At the same time, the proportion of cash in mapped investors increased portfolios from 4.7% in November to 4.8% in December, but this level is "not enough to trigger a contracted purchase license for risk permissions", according to Harnett.

Eric Wiegand, senior portfolio manager at US Bank, agrees with the results of the survey, telling MarketWatch that he has reduced risk in his customer portfolios, as he is waiting for more security about global growth, trade policy and the Fed-Cashier's Road Policy. "Institutional investors have torn and taken a more guarded position," he said.

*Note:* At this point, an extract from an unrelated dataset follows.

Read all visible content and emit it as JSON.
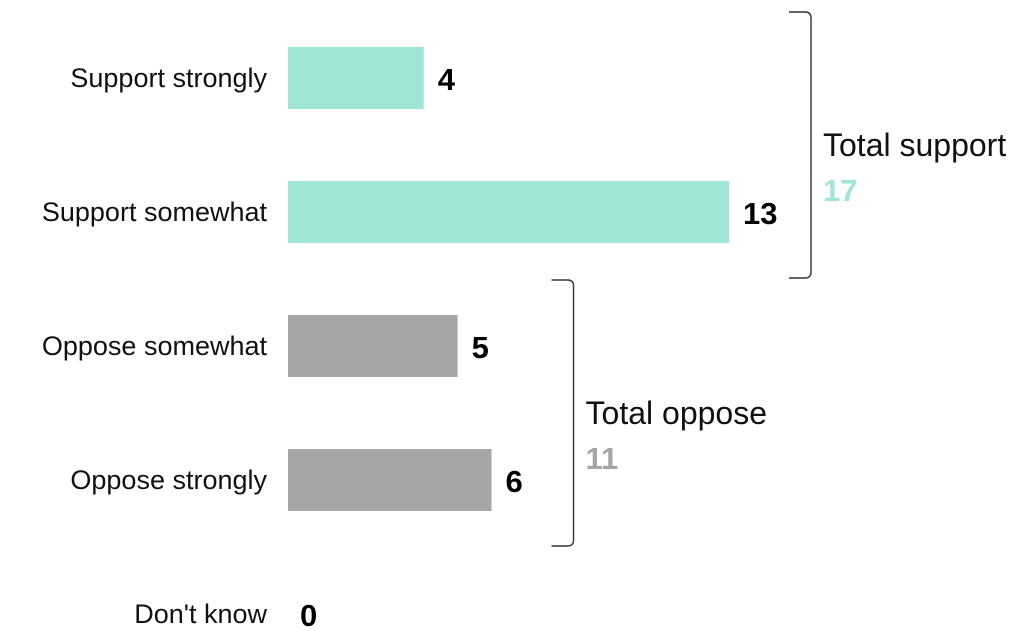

Wiegand claims that the best effort to help improve investor feelings is a healthy round of healthy corporate earnings when the fourth quarter earnings season begins in just less than a month.

But equally strong fourth quarterly figures can be overwhelmed by a worsening global economy, exacerbated by trade tensions between the United States and China, as no concrete progress has been made on an agreement to eliminate the threat of higher tariffs in 2019.

Fund Managers Investigated by Bank of America agree as 37% of them say trade war dynamics are the biggest risk to the economy in the coming months, twice as many as those called either quantitative tightening or a decline in the Chinese economy.